Enough thinking. If he kept this up, he’d be standing here forever. Tentatively, the boy walked up to a classroom door, rapped on it a few times. He knew she’d be in here, as this was where the charity club was – it had a real name, but he had forgotten it. As he waited outside of the door, he wondered how she would react to his impulse decision. Would she actually like it? What should he say?
He frowned. He’d been waiting for a few seconds now, and the door showed no signs of opening. He knocked on it a few more times, answered only with the same silence. He wondered if he should wait for her, if she was even still here – was the club on a trip? Did they move rooms? For a few minutes, he stood, paralyzed. This was not going according to plan. She should have been there, he should have been out of the building a few minutes ago.
Finally, he tried at the door, and was startled when it opened. Slowly, as if afraid of getting caught, he slipped into the empty classroom. He scanned the desks, looking for the bag that he knew would be hers.
Found it. It was a plain, black bag, with a small brown cat keychain on it. She’d told him the story of that keychain too, a few days ago. A gift from an old friend, apparently. It was impossible to miss. He moved silently, carefully, and placed the box on the table next to that tiny little cat. It seemed cute, almost, as if the cat was holding the gift for him.
As soon as he set the box down, he relaxed, immediately turned to leave. But his gentle care and caution from before was gone, and he just as quickly tripped on the leg of the chair, causing Alex’s bag to fall off from the edge of her desk. The sound caused him to jump, the crash echoing loudly through the empty room, but the silence returned just as quickly. Nobody had been close enough to hear.
Carefully, he set her bag back on the chair, just as it had been before his stumble. As he was carrying it up from the floor, however, something slipped out of one of the inner pockets, hit the floor lightly with a thud. He ignored that something for now, gently laying down the bag, moving the cat keychain back to its original position in hugging the gift box. Then, he crouched down to pick up whatever he had dropped so that he could put it back into the bag.
What lay on the ground before was now in his hand. A small, unlabeled bottle, with several (also unlabeled) white pills in it.

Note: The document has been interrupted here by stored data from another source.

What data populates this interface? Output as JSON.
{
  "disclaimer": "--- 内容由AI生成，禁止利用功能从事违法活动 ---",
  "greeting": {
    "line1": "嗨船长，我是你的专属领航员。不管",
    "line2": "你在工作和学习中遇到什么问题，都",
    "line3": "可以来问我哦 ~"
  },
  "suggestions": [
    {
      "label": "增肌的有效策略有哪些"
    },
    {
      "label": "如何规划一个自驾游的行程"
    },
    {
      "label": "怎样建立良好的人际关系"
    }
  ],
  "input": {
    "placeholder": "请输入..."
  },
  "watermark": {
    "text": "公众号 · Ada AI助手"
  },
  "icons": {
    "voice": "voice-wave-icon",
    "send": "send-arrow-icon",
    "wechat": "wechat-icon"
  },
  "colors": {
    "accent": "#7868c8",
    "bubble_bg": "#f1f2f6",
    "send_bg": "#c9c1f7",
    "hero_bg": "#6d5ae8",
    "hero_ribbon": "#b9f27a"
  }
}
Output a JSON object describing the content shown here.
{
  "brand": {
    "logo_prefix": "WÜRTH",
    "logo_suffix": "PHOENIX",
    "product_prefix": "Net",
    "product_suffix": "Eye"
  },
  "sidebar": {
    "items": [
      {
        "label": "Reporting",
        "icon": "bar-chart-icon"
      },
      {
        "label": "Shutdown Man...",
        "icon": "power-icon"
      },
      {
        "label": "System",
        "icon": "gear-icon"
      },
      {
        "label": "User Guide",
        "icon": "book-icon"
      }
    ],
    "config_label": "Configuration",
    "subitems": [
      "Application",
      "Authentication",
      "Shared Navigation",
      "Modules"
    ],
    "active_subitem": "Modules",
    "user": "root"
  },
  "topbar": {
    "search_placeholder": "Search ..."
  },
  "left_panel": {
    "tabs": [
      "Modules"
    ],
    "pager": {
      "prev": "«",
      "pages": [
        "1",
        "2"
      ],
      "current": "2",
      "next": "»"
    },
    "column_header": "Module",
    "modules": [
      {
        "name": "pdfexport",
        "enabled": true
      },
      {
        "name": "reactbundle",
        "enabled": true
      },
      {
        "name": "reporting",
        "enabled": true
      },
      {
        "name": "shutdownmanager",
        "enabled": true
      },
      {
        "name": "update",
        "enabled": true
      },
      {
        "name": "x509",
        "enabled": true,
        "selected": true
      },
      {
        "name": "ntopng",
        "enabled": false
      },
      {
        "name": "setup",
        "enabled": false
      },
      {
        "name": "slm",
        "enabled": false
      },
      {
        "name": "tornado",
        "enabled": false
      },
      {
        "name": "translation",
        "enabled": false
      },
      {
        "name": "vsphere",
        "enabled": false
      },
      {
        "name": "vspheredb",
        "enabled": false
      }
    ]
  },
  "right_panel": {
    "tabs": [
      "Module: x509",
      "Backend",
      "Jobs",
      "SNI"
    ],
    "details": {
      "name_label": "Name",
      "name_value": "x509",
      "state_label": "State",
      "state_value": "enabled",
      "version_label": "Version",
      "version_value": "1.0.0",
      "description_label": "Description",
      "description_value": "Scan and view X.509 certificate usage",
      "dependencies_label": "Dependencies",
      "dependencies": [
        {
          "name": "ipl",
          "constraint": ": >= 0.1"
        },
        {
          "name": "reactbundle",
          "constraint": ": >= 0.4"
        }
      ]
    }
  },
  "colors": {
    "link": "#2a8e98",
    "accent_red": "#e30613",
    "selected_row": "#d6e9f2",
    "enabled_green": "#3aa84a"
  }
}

After getting over the initial shock, he stuffed the bottle back into the bag anyways, unsure of whether it was the same pocket that the pills had fallen from. None of this was at all part of his plans. He wasn’t supposed to learn anything about her, anything that disrupted his perfect world. Now that he knew something, now that he’d seen something, he wished he could pretend it didn’t exist.
It wasn’t even anything important. For all he knew, he’d only managed to find Alex’s cold medicine. Still, he had no way of knowing, and the uncertainty crawled at him.
For the first time in his life, he was curious about someone. It was an alien, almost frightening thought, to care about what another person did with her life. He’d have to wait until after the winter break to see her reaction to what he had given her, to ask her about what he had seen. It was such a small thing, acting without thinking, seeing something he had never known.
But then again, Alex’s words had been little, imperfect things, too, and so were all of the days and months that he had wandered the halls. It was the little things that had broken apart his perfect universe. The smallest things that he had missed.
Maybe he’d actually go talk to her for the first time, after the break was over.